First off, I want to say sorry to all of my frens on this site. I kinda went AWOL because I was very stressed out. Second off, I am currently menstruating so I am not in the best of moods. I have a foster placement now, and I mean, they're pretty great. I get misgendered sometimes, but I mean, it could be worse. I have been really anxious and dysphoric lately, and in the midst of a bad dysphoric and anxiety attack, I mutilated my breasts with my X-ACTO knife. Those scars will remind me that I'm still pretty fucked up inside. I told my partner, and he was dissapointed, but sent me a cute email telling me that I'm amazing. I was diagnosed with a mood disorder last thursday. I started a new school, which makes me way too anxious than normal. I can't stand to even go in the lunchroom sometimes. I now take six medications for my mental instability, and am likely to be prescribed something for anxiety fairly soon. I've been very stressed, like I said, and I kinda just... didn't go on this site. Anyways, I'm back, for now! So HAIII!

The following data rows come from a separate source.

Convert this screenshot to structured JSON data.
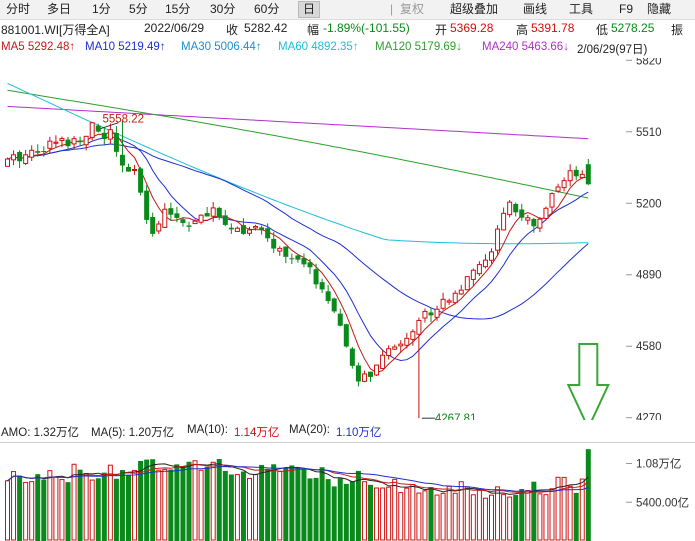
{
  "toolbar": {
    "items": [
      {
        "label": "分时",
        "selected": false
      },
      {
        "label": "多日",
        "selected": false
      },
      {
        "label": "1分",
        "selected": false
      },
      {
        "label": "5分",
        "selected": false
      },
      {
        "label": "15分",
        "selected": false
      },
      {
        "label": "30分",
        "selected": false
      },
      {
        "label": "60分",
        "selected": false
      },
      {
        "label": "日",
        "selected": true
      }
    ],
    "right_items": [
      "复权",
      "超级叠加",
      "画线",
      "工具",
      "F9",
      "隐藏"
    ]
  },
  "info": {
    "code": "881001.WI[万得全A]",
    "date": "2022/06/29",
    "close_label": "收",
    "close": "5282.42",
    "change_label": "幅",
    "change": "-1.89%(-101.55)",
    "open_label": "开",
    "open": "5369.28",
    "high_label": "高",
    "high": "5391.78",
    "low_label": "低",
    "low": "5278.25",
    "amp_label": "振"
  },
  "ma": {
    "ma5": "MA5 5292.48↑",
    "ma10": "MA10 5219.49↑",
    "ma30": "MA30 5006.44↑",
    "ma60": "MA60 4892.35↑",
    "ma120": "MA120 5179.69↓",
    "ma240": "MA240 5463.66↓",
    "range": "2/06/29(97日)"
  },
  "colors": {
    "up": "#d01010",
    "down": "#0a8a1a",
    "ma5": "#c41a1a",
    "ma10": "#1e2fd0",
    "ma30": "#1ebfd8",
    "ma60": "#2da02d",
    "ma240": "#b030c8",
    "arrow": "#3aa63a"
  },
  "price_axis": {
    "ticks": [
      "5820",
      "5510",
      "5200",
      "4890",
      "4580",
      "4270"
    ]
  },
  "annotations": {
    "high_mark": "5558.22",
    "low_mark": "4267.81"
  },
  "amo": {
    "amo": "AMO: 1.32万亿",
    "ma5": "MA(5): 1.20万亿",
    "ma10_label": "MA(10): ",
    "ma10": "1.14万亿",
    "ma20_label": "MA(20): ",
    "ma20": "1.10万亿"
  },
  "volume_axis": {
    "ticks": [
      "1.08万亿",
      "5400.00亿"
    ]
  },
  "chart_data": {
    "type": "candlestick",
    "price_range": [
      4260,
      5830
    ],
    "last_candle": {
      "open": 5369.28,
      "high": 5391.78,
      "low": 5278.25,
      "close": 5282.42
    },
    "high_point": 5558.22,
    "low_point": 4267.81,
    "volume_range_yi": [
      0,
      13800
    ],
    "last_volume_yi": 13200
  }
}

Welcome back Deep breaths always helps me when I get anxious. It's tricky though, because once a thought enters your mind it takes time for you to feel normal again. Glad you're getting a fresh start
Hey CROSSY ROAD, I'm rather disturbed that you are cutting your breasts. Cutting is NEVER good. I'm glad that you're pretty happy with your current foster placement. I'm just SO sorry about what you went through with your last (potentially adoptive) parents and how they were unable to deal with your gender identity. To me, that just isn't right. In for a penny, in for a pound, so to speak. If you love someone, nothing else matters. But you are where you are, however, f**ked up the overall situation is. Personally, I'm not a big fan of meds and I would tend to believe (solely based on your postings here, of course), that finding an accepting, stable environment and (probably) being able to start transition, if that's what you want at this point, would solve so much of your anxiety/mental anguish without meds that... Well, let's just say that I have faith in you, as a person. Stay strong!